RE: Hows the the new FedEx CC FSC program working
First month into new and improved pay plan.
>
> Loaded mile avg down 13% In revenue
> Avg miles down 11% In revenue
>
> I do believe it is still too early to give a true
>evaluation but early indications do not look good. This 13%
>and 11% is the profit portion of the income. Could be
>something I am doing different as I will be looking into
>this.
I am glad to see you using the loaded mile figure as a a basis for your analysis. I've been thinking too about how best to guage our first calendar month (October, 2006) under the new FedEx compensation schedule against previous months under the old schedule.
Numbers are funny things. People use them all the time to make the numbers say whatever they want them to say; sometimes to the point of self-delusion. A loaded-mile analysis is straightforward and objective.
However, FedEx pays money on deadhead miles too, and under the new schedule, it also pays fuel surcharge on deadhead miles. Those need to be factored in as well.
When we deliver on Monday, our October will be over. We're going out of service on the 31st for a day of truck maintenance. As I display the numbers on my spreadsheet and try not to impose my bias on them but instead let the numbers speak to me, I grow more convinced than ever that it is too soon to draw any meaningful conclusions about the new schedule. One month is simply not long enough to accurately guage the results.
Note that guaging the results is something entirely different than falling into rants about justice issues like FedEx keeping some of "our" fuel surcharge money, FedEx lining their pockets at driver expnse, or FedEx forcing us to haul cheap freight. With numbers, there is no good way to quantify justice issues. The numbers simply say what they say. The trick is to interpret them well.
In an attempt to do a meaningful, objective, and accurate analysis, I have been looking at our "all miles" number; meaning, the total of all deadhead and loaded miles, as stated on the load offers we accept.
My purpose is to guage one month's new-schedule results against previous month's old-schedule results. It is not to calculate our cost per mile, net results, or to factor in our relocation strategy or in-service figures. Those are different questions. This is about evaluating the new and old FedEx pay schedules, not our way of doing business.
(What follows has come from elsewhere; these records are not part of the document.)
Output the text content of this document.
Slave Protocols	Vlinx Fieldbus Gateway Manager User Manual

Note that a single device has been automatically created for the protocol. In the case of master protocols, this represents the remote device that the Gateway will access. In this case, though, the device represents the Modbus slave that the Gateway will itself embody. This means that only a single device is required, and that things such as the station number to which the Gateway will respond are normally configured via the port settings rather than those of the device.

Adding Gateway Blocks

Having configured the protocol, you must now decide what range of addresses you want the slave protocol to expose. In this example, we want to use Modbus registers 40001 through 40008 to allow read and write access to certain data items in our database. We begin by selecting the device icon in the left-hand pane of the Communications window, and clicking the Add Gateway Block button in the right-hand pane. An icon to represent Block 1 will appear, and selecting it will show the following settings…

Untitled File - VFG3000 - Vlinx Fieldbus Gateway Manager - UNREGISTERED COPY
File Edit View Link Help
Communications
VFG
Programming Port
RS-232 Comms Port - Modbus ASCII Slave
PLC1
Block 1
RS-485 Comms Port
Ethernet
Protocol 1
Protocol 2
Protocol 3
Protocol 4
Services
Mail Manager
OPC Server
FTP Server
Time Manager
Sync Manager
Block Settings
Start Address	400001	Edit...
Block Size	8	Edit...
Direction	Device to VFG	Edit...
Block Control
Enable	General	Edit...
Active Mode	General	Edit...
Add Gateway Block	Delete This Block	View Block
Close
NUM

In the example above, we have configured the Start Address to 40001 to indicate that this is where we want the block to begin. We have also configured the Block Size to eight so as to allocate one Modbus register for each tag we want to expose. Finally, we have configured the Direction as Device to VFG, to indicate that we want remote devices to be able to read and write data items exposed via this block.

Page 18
More specifically, it is about evaluating the revenue received under the old and new pay schedules, expressed as pay-per-all-miles.
For example, If we drove a total of 10,000 miles (deadhead and loaded combined) in a month, and received $15,000 in revenue, that month's all-miles figure would be $1.50. If we drove 10,000 miles and received $20,000, the number would be $2.00. If we drove 10,000 miles and received $10,000, the number would be $1.00.
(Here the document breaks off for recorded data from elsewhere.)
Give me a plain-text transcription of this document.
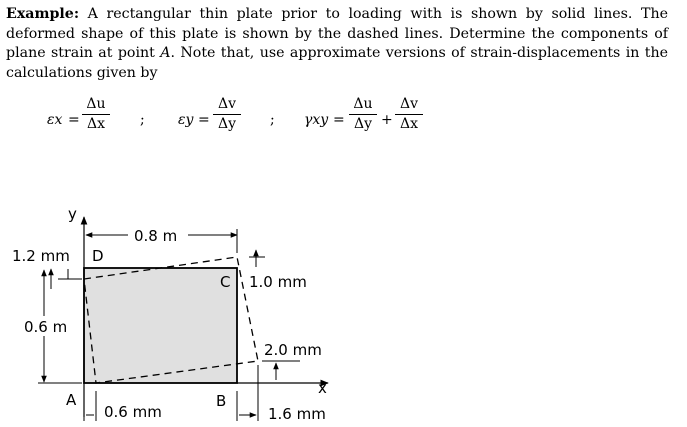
Example: A rectangular thin plate prior to loading with is shown by solid lines. The deformed shape of this plate is shown by the dashed lines. Determine the components of plane strain at point A. Note that, use approximate versions of strain-displacements in the calculations given by
εx =
Δu
Δx	; εy =
Δv
Δy	; γxy =
Δu
Δy +
Δv
Δx
y
x
D
C
A	B
0.8 m
0.6 m
1.2 mm
1.0 mm
2.0 mm
0.6 mm	1.6 mm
While FedEx slices up the money differently under the new and old schedules, "all miles" under both schedules factors in all revenue sources under both schedules (tarriff, tolls, deadhead, fuel surcharge, accessorial charges, reefer differential, reefer relocation pay, and any other type of revenue FedEx pays under either schedule. Thus, "all miles" provides an apples-to-apples basis for old and new-schedule comparison, I believe.
So, with our October revenue and "all miles" numbers already known, and thinking I was really onto something, I went to work comparing our results under the old and new schedules.
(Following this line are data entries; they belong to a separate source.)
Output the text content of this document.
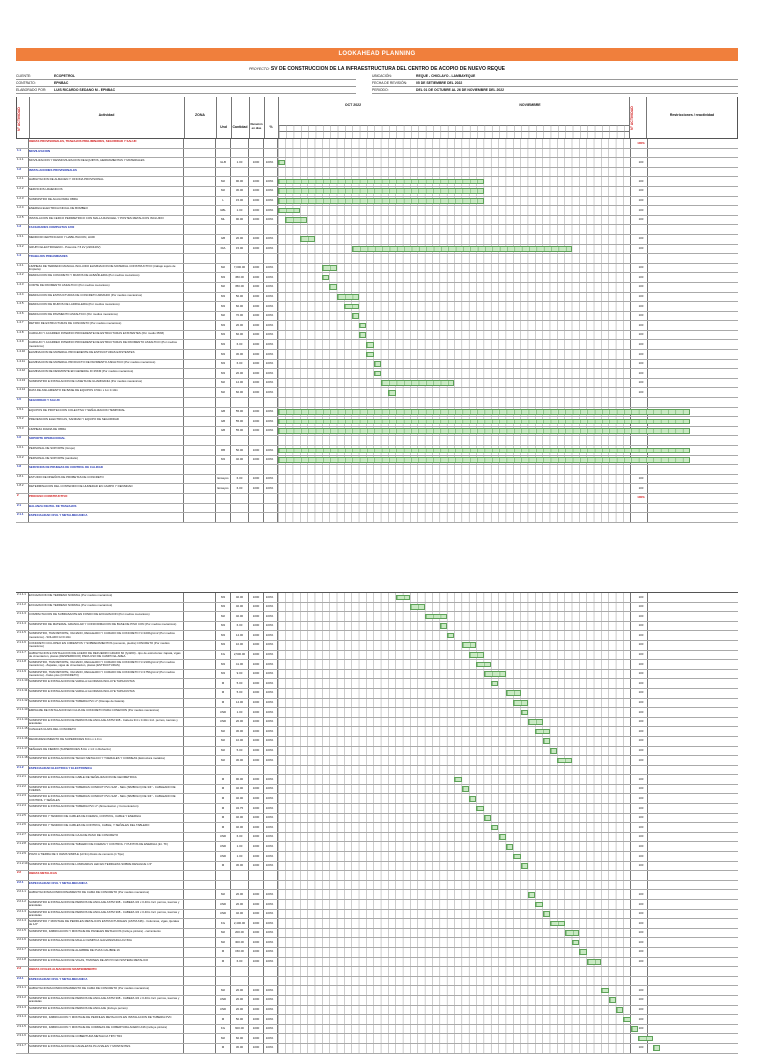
LOOKAHEAD PLANNING
PROYECTO: SV DE CONSTRUCCION DE LA INFRAESTRUCTURA DEL CENTRO DE ACOPIO DE NUEVO REQUE
CLIENTE:	ECOPETROL
CONTRATO:	EPNBAC
ELABORADO POR: LUIS RICARDO SEDANO M - EPNBAC
UBICACIÓN:	REQUE - CHICLAYO - LAMBAYEQUE
FECHA DE REVISIÓN:	05 DE SETIEMBRE DEL 2022
PERIODO:	DEL 01 DE OCTUBRE AL 26 DE NOVIEMBRE DEL 2022
N° ACTIVIDAD	Actividad	ZONA
Und	Cantidad
Duración en días	%
OCT 2022	NOVIEMBRE
N° ACTIVIDAD	Restricciones / reactividad
OBRAS PROVISIONALES, TRABAJOS PRELIMINARES, SEGURIDAD Y SALUD	100%
1.1	MOVILIZACION
1.1.1	MOVILIZACION Y DESMOVILIZACION DE EQUIPOS, HERRAMIENTAS Y MATERIALES	GLB	1.00	1000	100%	100
1.2	INSTALACIONES PROVISIONALES
1.2.1	HABILITACION DE ALMACEN Y OFICINA PROVISIONAL	M2	90.00	1000	100%	100
1.2.2	SERVICIOS HIGIENICOS	M2	30.00	1000	100%	100
1.2.3	SUMINISTRO DE AGUA PARA OBRA	L	15.00	1000	100%	100
1.2.4	ENERGIA ELECTRICA INICIAL DE BOMBEO	GBL	1.00	1000	100%	100
1.2.5	INSTALACION DE CERCO PERIMETRICO CON MALLA RASCHEL Y POSTES METALICOS INCLUIDO	ML	90.00	1000	100%	100
1.3	FACILIDADES COMPLETAS 1200
1.3.1	MEDIDOR CERTIFICADO Y HABILITACION, HURI	GB	20.00	1000	100%	100
1.3.2	GRUPO ELECTROGENO - Potencia 7.5 kV (220/440V)	DIA	15.00	1000	100%	100
1.4	TRABAJOS PRELIMINARES
1.4.1	LIMPIEZA DE TERRENO MANUAL INCLUIDO ELIMINACION DE MATERIAL CONSTRUCTIVO (trabajo sujeto de limpieza)	M2	7,000.00	1000	100%	100
1.4.2	DEMOLICION DE CONCRETO Y MUROS DE ALBAÑILERIA (Por medios mecanicos)	M3	450.00	1000	100%	100
1.4.3	CORTE DE PAVIMENTO ASFALTICO (Por medios mecanicos)	M2	350.00	1000	100%	100
1.4.4	DEMOLICION DE ESTRUCTURAS DE CONCRETO ARMADO (Por medios mecanicos)	M3	50.00	1000	100%	100
1.4.5	DEMOLICION DE MUROS DE LADRILLERIA (Por medios mecanicos)	M3	60.00	1000	100%	100
1.4.6	DEMOLICION DE PAVIMENTO ASFALTICO (Por medios mecanicos)	M2	70.00	1000	100%	100
1.4.7	RETIRO DE ESTRUCTURAS DE CONCRETO (Por medios mecanicos)	M3	20.00	1000	100%	100
1.4.8	CARGUIO Y ACARREO INTERNO PROCEDENTE DE ESTRUCTURAS EXISTENTES (Por medio PRM)	M3	60.00	1000	100%	100
1.4.9	CARGUIO Y ACARREO INTERNO PROCEDENTE DE ESTRUCTURAS DE PAVIMENTO ASFALTICO (Por medios mecanicos)	M3	6.00	1000	100%	100
1.4.10	ELIMINACION DE MATERIAL PROCEDENTE DE ESTRUCTURAS EXISTENTES	M3	30.00	1000	100%	100
1.4.11	ELIMINACION DE MATERIAL PRODUCTO DE PAVIMENTO ASFALTICO (Por medios mecanicos)	M3	6.00	1000	100%	100
1.4.12	ELIMINACION DE DESMONTE EN GENERAL D=15KM (Por medios mecanicos)	M3	20.00	1000	100%	100
1.4.13	SUMINISTRO E INSTALACION DE CASETA DE GUARDIANIA (Por medios mecanicos)	M2	12.00	1000	100%	100
1.4.14	DATA DE ASILAMIENTO DE BASE DE EQUIPOS 0.50m x 1m 0.10m	M2	60.00	1000	100%	100
1.5	SEGURIDAD Y SALUD
1.5.1	EQUIPOS DE PROTECCION COLECTIVA Y SEÑALIZACION TEMPORAL	GB	55.00	1000	100%
1.5.2	PREVENCION ELECTRICAS, SANIDAD Y EQUIPO DE SEGURIDAD	GB	55.00	1000	100%
1.5.3	LIMPIEZA DIARIA DE OBRA	GB	55.00	1000	100%
1.6	SOPORTE OPERACIONAL
1.6.1	PERSONAL DE SOPORTE (Grupo)	RB	50.00	1000	100%
1.6.2	PERSONAL DE SOPORTE (sanitario)	M3	40.00	1000	100%
1.8	SERVICIOS DE PRUEBAS DE CONTROL DE CALIDAD
1.8.1	ESTUDIO DE DISEÑOS DE PROBETAS DE CONCRETO	Ensayos	6.00	1000	100%	100
1.8.2	DETERMINACION DEL CONTENIDO DE HUMEDAD EN CAMPO Y DENSIDAD	Ensayos	6.00	1000	100%	100
2	PROCESO CONSTRUCTIVO	100%
2.1	BALANZA DIGITAL DE TRABAJOS
2.1.1	ESPECIALIDAD CIVIL Y METALMECANICA
2.1.1.1	EXCAVACION DE TERRENO NORMAL (Por medios mecanicos)	M3	40.00	1000	100%	100
2.1.1.2	EXCAVACION DE TERRENO NORMAL (Por medios mecanicos)	M3	40.00	1000	100%	100
2.1.1.3	COMPACTACION DE SUBRASANTE EN FONDO DE EXCAVACION (Por medios mecanicos)	M2	40.00	1000	100%	100
2.1.1.4	SUMINISTRO DE MATERIAL GRANULAR Y CONFORMACION DE BASE DE PISO CON (Por medios mecanicos)	M3	6.00	1000	100%	100
2.1.1.5	SUMINISTRO, TRANSPORTE, VACIADO, REGLEADO Y CURADO DE CONCRETO f'c=100Kg/cm2 (Por medios mecanicos) - SOLADO H=0.10m	M3	14.00	1000	100%	100
2.1.1.6	CONCRETO CICLOPEO EN CIMIENTOS Y SOBRECIMIENTOS (cemento, piedra) CONCRETO (Por medios mecanicos)	M3	10.00	1000	100%	100
2.1.1.7	HABILITACION E INSTALACION DE ACERO DE REFUERZO GRADO 60 (fy4200) - tipo de estructuras: zapata, vigas de cimentacion, placas (DESPERDICIO) PARA USO DE CAMPO EL AREA	KG	2,500.00	1000	100%	100
2.1.1.8	SUMINISTRO, TRANSPORTE, VACIADO, REGLEADO Y CURADO DE CONCRETO f'c=210Kg/cm2 (Por medios mecanicos) - Zapatas, vigas de cimentacion, placas (ESTRUCTURAS)	M3	41.00	1000	100%	100
2.1.1.9	SUMINISTRO, TRANSPORTE, VACIADO, REGLEADO Y CURADO DE CONCRETO f'c=175Kg/cm2 (Por medios mecanicos) - Falso piso (CONCRETO)	M3	9.00	1000	100%	100
2.1.1.10 SUMINISTRO E INSTALACION DE VARILLA GLORIADA INCLUYE TAPAJUNTAS	M	5.00	1000	100%	100
2.1.1.11 SUMINISTRO E INSTALACION DE VARILLA GLORIADA INCLUYE TAPAJUNTAS	M	5.00	1000	100%	100
2.1.1.12 SUMINISTRO E INSTALACION DE TUBERIA PVC 2" (Drenaje de bateria)	M	14.00	1000	100%	100
2.1.1.13 EMPALME DE INSTALACION EN CAJA DE CONCRETO PARA CONEXION (Por medios mecanicos)	UND	1.00	1000	100%	100
2.1.1.14 SUMINISTRO E INSTALACION DE PERNOS DE ANCLAJE ASTM 308 - Cabeza 3/4 x 0.40m Incl. pernos, tuercas y arandelas	UND	20.00	1000	100%	100
2.1.1.15 CANALES GUIAS DEL CONCRETO	M2	30.00	1000	100%	100
2.1.1.16 RECRUDESCIMIENTO DE SUPERFICIES 8.0m x 1.0 m	M2	10.00	1000	100%	100
2.1.1.17 SEÑALES DE FIERRO (SUPERFICIES 8.0m x 1.0 m Refuerzo)	M2	5.00	1000	100%	100
2.1.1.18 SUMINISTRO E INSTALACION DE TECHO METALICO Y TIJERALES Y CORREAS (Estructura metalica)	M2	30.00	1000	100%	100
2.1.2	ESPECIALIDAD ELECTRICA Y ELECTRONICA
2.1.2.1	SUMINISTRO E INSTALACION DE CABLE DE SEÑALIZACION DE GEOMETRICA	M	90.00	1000	100%	100
2.1.2.2	SUMINISTRO E INSTALACION DE TUBERIAS CONDUIT PVC-SAP - SEG (SIMBOLO) DE 3/4" - CABLEADO DE FUERZA	M	40.00	1000	100%	100
2.1.2.3	SUMINISTRO E INSTALACION DE TUBERIAS CONDUIT PVC-SAP - SEG (SIMBOLO) DE 3/4" - CABLEADO DE CONTROL Y SEÑALES	M	40.00	1000	100%	100
2.1.2.4	SUMINISTRO E INSTALACION DE TUBERIA PVC 2" (Alimentacion y Comunicacion)	M	32.75	1000	100%	100
2.1.2.5	SUMINISTRO Y TENDIDO DE CABLES DE FUERZA, CONTROL, CABLE Y ENERGIA	M	40.00	1000	100%	100
2.1.2.6	SUMINISTRO Y TENDIDO DE CABLES DE CONTROL, CABLE, Y SEÑALES DEL TABLERO	M	40.00	1000	100%	100
2.1.2.7	SUMINISTRO E INSTALACION DE CAJA DE PASO DE CONCRETO	UND	6.00	1000	100%	100
2.1.2.8	SUMINISTRO E INSTALACION DE TABLERO DE FUERZA Y CONTROL Y PUNTOS DE ENERGIA (Int. TF)	UND	1.00	1000	100%	100
2.1.2.9	POZO A TIERRA DE 3 OHMS SIMPLE (H=3m) Dosis de cemento (1 Tipo)	UND	1.00	1000	100%	100
2.1.2.10 SUMINISTRO E INSTALACION DE LUMINARIAS LED EN TERRAZAS SOBRE DESAGUE 1.5"	M	30.00	1000	100%	100
2.2	OBRAS METALICAS
2.2.1	ESPECIALIDAD CIVIL Y METALMECANICA
2.2.1.1	HABILITACION/ACONDICIONAMIENTO DE CAMA DE CONCRETO (Por medios mecanicos)	M2	20.00	1000	100%	100
2.2.1.2	SUMINISTRO E INSTALACION DE PERNOS DE ANCLAJE ASTM 308 - CABEZA 3/4 x 0.40m Incl. pernos, tuercas y arandelas	UND	20.00	1000	100%	100
2.2.1.3	SUMINISTRO E INSTALACION DE PERNOS DE ANCLAJE ASTM 308 - CABEZA 3/4 x 0.40m Incl. pernos, tuercas y arandelas	UND	40.00	1000	100%	100
2.2.1.4	SUMINISTRO Y MONTAJE DE PERFILES METALICOS ESTRUCTURALES (ASTM A36) - Columnas, vigas, tijerales de 1/2"	KG	2,400.00	1000	100%	100
2.2.1.5	SUMINISTRO, FABRICACION Y MONTAJE DE PANELES METALICOS (Incluye pintura) - cerramiento	M2	200.00	1000	100%	100
2.2.1.6	SUMINISTRO E INSTALACION DE MALLA OLIMPICA GALVANIZADA H=2.50m	M2	300.00	1000	100%	100
2.2.1.7	SUMINISTRO E INSTALACION DE ALAMBRE DE PUAS CALIBRE 16	M	150.00	1000	100%	100
2.2.1.8	SUMINISTRO E INSTALACION DE VIGAS, TIMONES DE APOYO EN SISTEMA METALICO	M	6.00	1000	100%	100
2.3	OBRAS CIVILES ALMACEN DE MANTENIMIENTO
2.3.1	ESPECIALIDAD CIVIL Y METALMECANICA
2.3.1.1	HABILITACION/ACONDICIONAMIENTO DE CAMA DE CONCRETO (Por medios mecanicos)	M2	20.00	1000	100%	100
2.3.1.2	SUMINISTRO E INSTALACION DE PERNOS DE ANCLAJE ASTM 308 - CABEZA 3/4 x 0.40m Incl. pernos, tuercas y arandelas	UND	20.00	1000	100%	100
2.3.1.3	SUMINISTRO E INSTALACION DE PERNOS DE ANCLAJE (Incluye pernos)	UND	20.00	1000	100%	100
2.3.1.4	SUMINISTRO, FABRICACION Y MONTAJE DE PERFILES METALICOS EN INSTALACION DE TUBERIA PVC	M	50.00	1000	100%	100
2.3.1.5	SUMINISTRO, FABRICACION Y MONTAJE DE CORREAS DE COBERTURA ACERO A36 (incluye pintura)	KG	600.00	1000	100%	100
2.3.1.6	SUMINISTRO E INSTALACION DE COBERTURA METALICA TIPO TR4	M2	60.00	1000	100%
2.3.1.7	SUMINISTRO E INSTALACION DE CANALETAS PLUVIALES Y MONTANTES	M	30.00	1000	100%	100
I discovered that while I may be onto something using "all miles" as a basis for comparison, I also found out it would take several months of new-schedule history to draw any meaningful conclusions. That is because our monthly pay-per-all-miles figure varies greatly month to month.
I looked at the months from January, 2005 to October, 2006, with October 2006 being the only full month of numbers we have under the new schedule.
If I compare October, 2006 to September, 2006, our October "all miles" number is higher. If I compare October 200, to October 2005, it is lower. If I compare the October 2006 "all miles" number to each month since January, 2005, it was higher than some and lower than others.
I did see October, 2006 was the second-best gross revenue month we had in over three years with FedEx (November, 2005 was the best). While it is fun to see that, the analysis is not about fun. It is about comparing the two schedules.
I was quite surprised to discover how much our "all miles" number varies from month to month. The spread between the highest and lowest was $1.11. When I threw out the highest and lowest months to try to factor out anomalies, the range fell to $0.51.
With monthly "all miles" numbers varying by $0.51 or more, it seems to me that an "all miles" analysis is valid, but it will only be valid over a period of three months or more; six to twelve months would be better still.
Two final points:
1. Based on what I see in the numbers so far, one conlusion I have made remains sound. There is nothing there to motivate us to seriously consider a change of carriers. If the new pay schedule was as bad as some people would have us believe, it would have been evident by now.
2. The fuel price difference from October 2005 and October 2006 is significant, and it should be part of any fuel surcharge analysis that is done. The average highway price for number 2 diesel fuel in October, 2005, was $3.10. The October, 2006, average will be available in a few days. September, 2006, was $2.78. October's will likely be lower. (Source: Department of Energy).